Visual perception has all the hallmarks of an ongoing, cooperative-competitive process: probabilistic outcome, self-organization, order-disorder transitions, multi-stability, and hysteresis. Accordingly, it is tempting to speculate that the underlying collective neural activity performs an exploratory attractor dynamics (spontaneous transitions between distinct steady-states), perhaps at multiple spatial and temporal scales. Here I summarize our recent investigations of this dynamical hypothesis. In each case, a careful empirical study of perceptual dynamics fully constrains an idealized model of the stochastic dynamics of collective neural activity:
• The path-dependence of motion grouping (e.g., when motion coherence follows a random walk), reveals the effective energy landscape and relaxation time of grouping percepts, experimentally confirming the simultaneous presence of distinct attractor states.
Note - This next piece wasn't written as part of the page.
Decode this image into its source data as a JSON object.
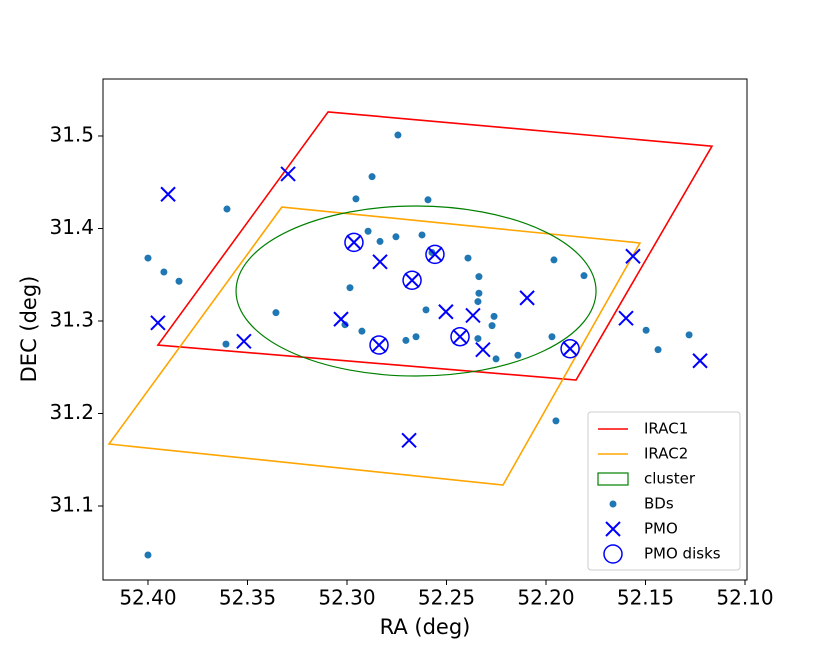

• The scalar property of perceptual dominance times is readily explained by stochastic accumulation of activity across multiple independent nodes (idealized cortical columns), but not by other kinds of stochastic processes (e.g., diffusion-to-bound).
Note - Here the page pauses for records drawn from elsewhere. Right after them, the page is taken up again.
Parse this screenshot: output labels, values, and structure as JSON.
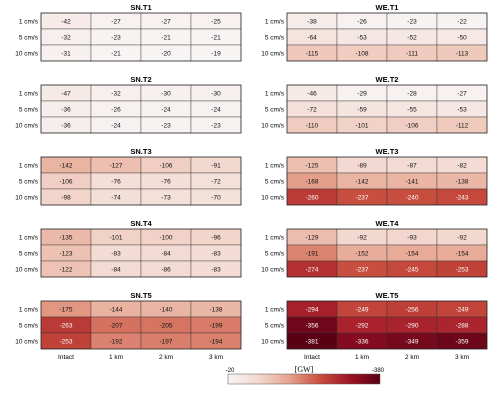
{
  "chart_data": {
    "type": "heatmap",
    "colorbar": {
      "label": "[GW]",
      "ticks": [
        "-20",
        "-380"
      ],
      "range": [
        -20,
        -380
      ],
      "colors": [
        "#f7f4f4",
        "#f3d8cf",
        "#e6a48f",
        "#c9503f",
        "#9e1427",
        "#5a0014"
      ]
    },
    "row_labels": [
      "1 cm/s",
      "5 cm/s",
      "10 cm/s"
    ],
    "col_labels": [
      "Intact",
      "1 km",
      "2 km",
      "3 km"
    ],
    "panels": [
      {
        "title": "SN.T1",
        "values": [
          [
            -42,
            -27,
            -27,
            -25
          ],
          [
            -32,
            -23,
            -21,
            -21
          ],
          [
            -31,
            -21,
            -20,
            -19
          ]
        ]
      },
      {
        "title": "WE.T1",
        "values": [
          [
            -38,
            -26,
            -23,
            -22
          ],
          [
            -64,
            -53,
            -52,
            -50
          ],
          [
            -115,
            -108,
            -111,
            -113
          ]
        ]
      },
      {
        "title": "SN.T2",
        "values": [
          [
            -47,
            -32,
            -30,
            -30
          ],
          [
            -36,
            -26,
            -24,
            -24
          ],
          [
            -36,
            -24,
            -23,
            -23
          ]
        ]
      },
      {
        "title": "WE.T2",
        "values": [
          [
            -46,
            -29,
            -28,
            -27
          ],
          [
            -72,
            -59,
            -55,
            -53
          ],
          [
            -110,
            -101,
            -106,
            -112
          ]
        ]
      },
      {
        "title": "SN.T3",
        "values": [
          [
            -142,
            -127,
            -106,
            -91
          ],
          [
            -106,
            -76,
            -76,
            -72
          ],
          [
            -98,
            -74,
            -73,
            -70
          ]
        ]
      },
      {
        "title": "WE.T3",
        "values": [
          [
            -125,
            -89,
            -87,
            -82
          ],
          [
            -168,
            -142,
            -141,
            -138
          ],
          [
            -260,
            -237,
            -240,
            -243
          ]
        ]
      },
      {
        "title": "SN.T4",
        "values": [
          [
            -135,
            -101,
            -100,
            -96
          ],
          [
            -123,
            -83,
            -84,
            -83
          ],
          [
            -122,
            -84,
            -86,
            -83
          ]
        ]
      },
      {
        "title": "WE.T4",
        "values": [
          [
            -129,
            -92,
            -93,
            -92
          ],
          [
            -191,
            -152,
            -154,
            -154
          ],
          [
            -274,
            -237,
            -245,
            -253
          ]
        ]
      },
      {
        "title": "SN.T5",
        "values": [
          [
            -175,
            -144,
            -140,
            -138
          ],
          [
            -263,
            -207,
            -205,
            -199
          ],
          [
            -253,
            -192,
            -197,
            -194
          ]
        ]
      },
      {
        "title": "WE.T5",
        "values": [
          [
            -294,
            -249,
            -256,
            -249
          ],
          [
            -356,
            -292,
            -290,
            -288
          ],
          [
            -381,
            -336,
            -349,
            -359
          ]
        ]
      }
    ]
  }
}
• The paradoxical input dependence of perceptual dominance in multi-stable phenomena (‘Levelt’s propositions’) constrains concurrent processing at two levels: stochastic accumulation of evidence by independent lower-level nodes, and cooperative-competitive interactions between tightly coupled upper-level nodes. This experimentally derived architecture maps naturally onto the well-known ‘saliency map’ and ‘predictive coding’ schemes of visual processing.
I conclude that the dynamical hypothesis outlined above permits a particularly close and direct back-and-forth between perceptual experiment and computational theory and thus has the potential to dramatically accelerate our progress in understanding visual function.